On plonge là dans des abîmes de noirceur où il n'est question que de souvenirs de guerre, de peur, de mort, de souffrance, de douleurs, de chagrins, de blessures mal guéries et de solitude.

On fait des allers-retours entre 1899, quand Abel est vieux, malade et seul avec son chien, et 1864, sur les champs de bataille de la guerre de sécession avec ses compagnons d'arme, face à l'ennemi.
On s'attache à eux, David, Ned, dont on sait qu'ils vont mourir alors qu'ils sont si jeunes. L'absurdité est omniprésente, tant d'entre eux sont morts dans une folie sans nom durant cette guerre et ici plus précisément pendant la bataille de la 
Wilderness. On ressent la terrible atmosphère de violence et de terreur sur tous ces champs de batailles qui se sont gorgés du sang de ces soldats, de leurs chairs déchiquetées, de leurs rêves anéantis avec eux. C'est d'une tristesse sans nom. Tous ces massacres sont une abomination.
Les descriptions de certaines atrocités m'ont fait dresser les cheveux sur la tête.

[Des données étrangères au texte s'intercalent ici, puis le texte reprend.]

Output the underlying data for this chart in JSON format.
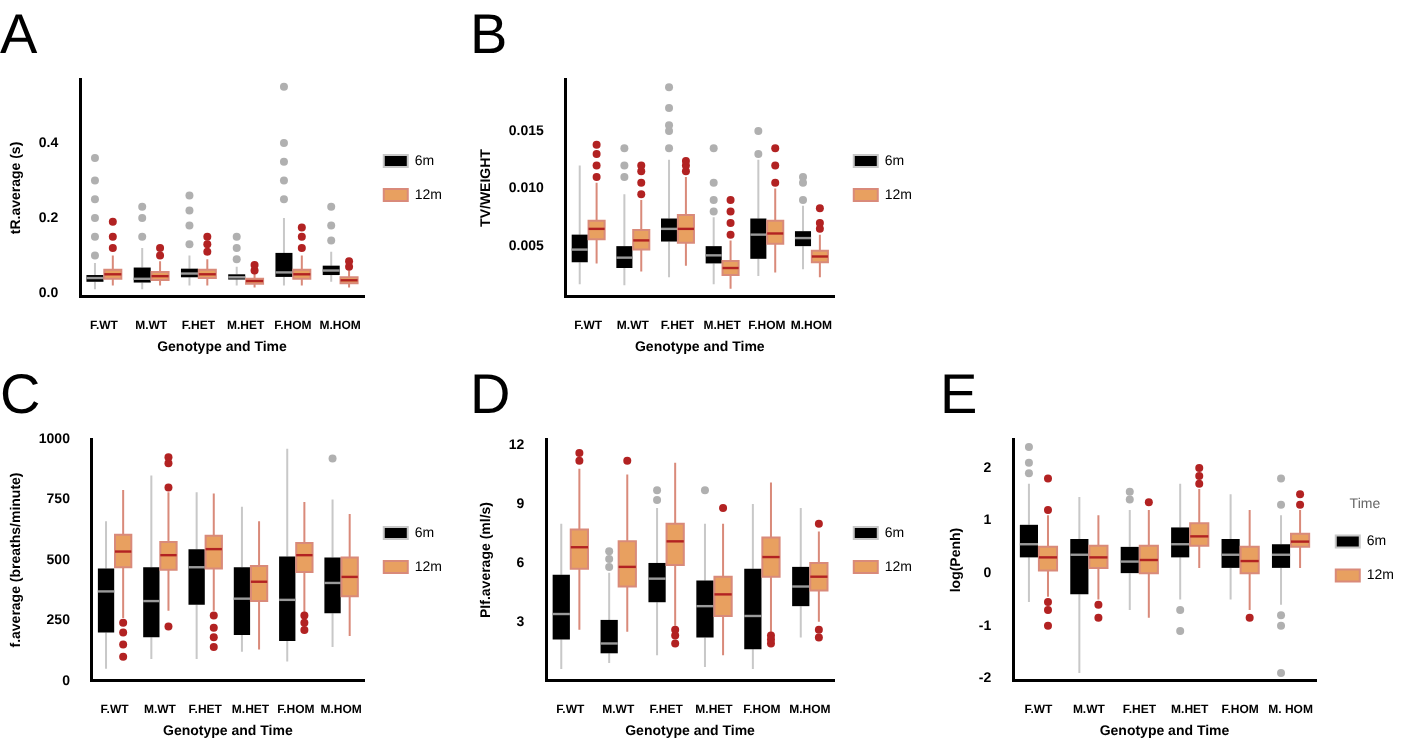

Un jour, des hommes laissent Abel pour mort sur le rivage, et lui volent son vieux chien. Sauvé et remis sur pied par des indiens, au bout d'une vie de tant de drames, il part en quête de son ami, son compagnon, son chien, pour le sauver d'un destin funeste.

Ces pages d'histoire de l'Amérique m'ont terriblement donné le sentiment que pour beaucoup, la vie n'est qu'une vallée de larmes, car l'homme est d'une cruauté sans limites.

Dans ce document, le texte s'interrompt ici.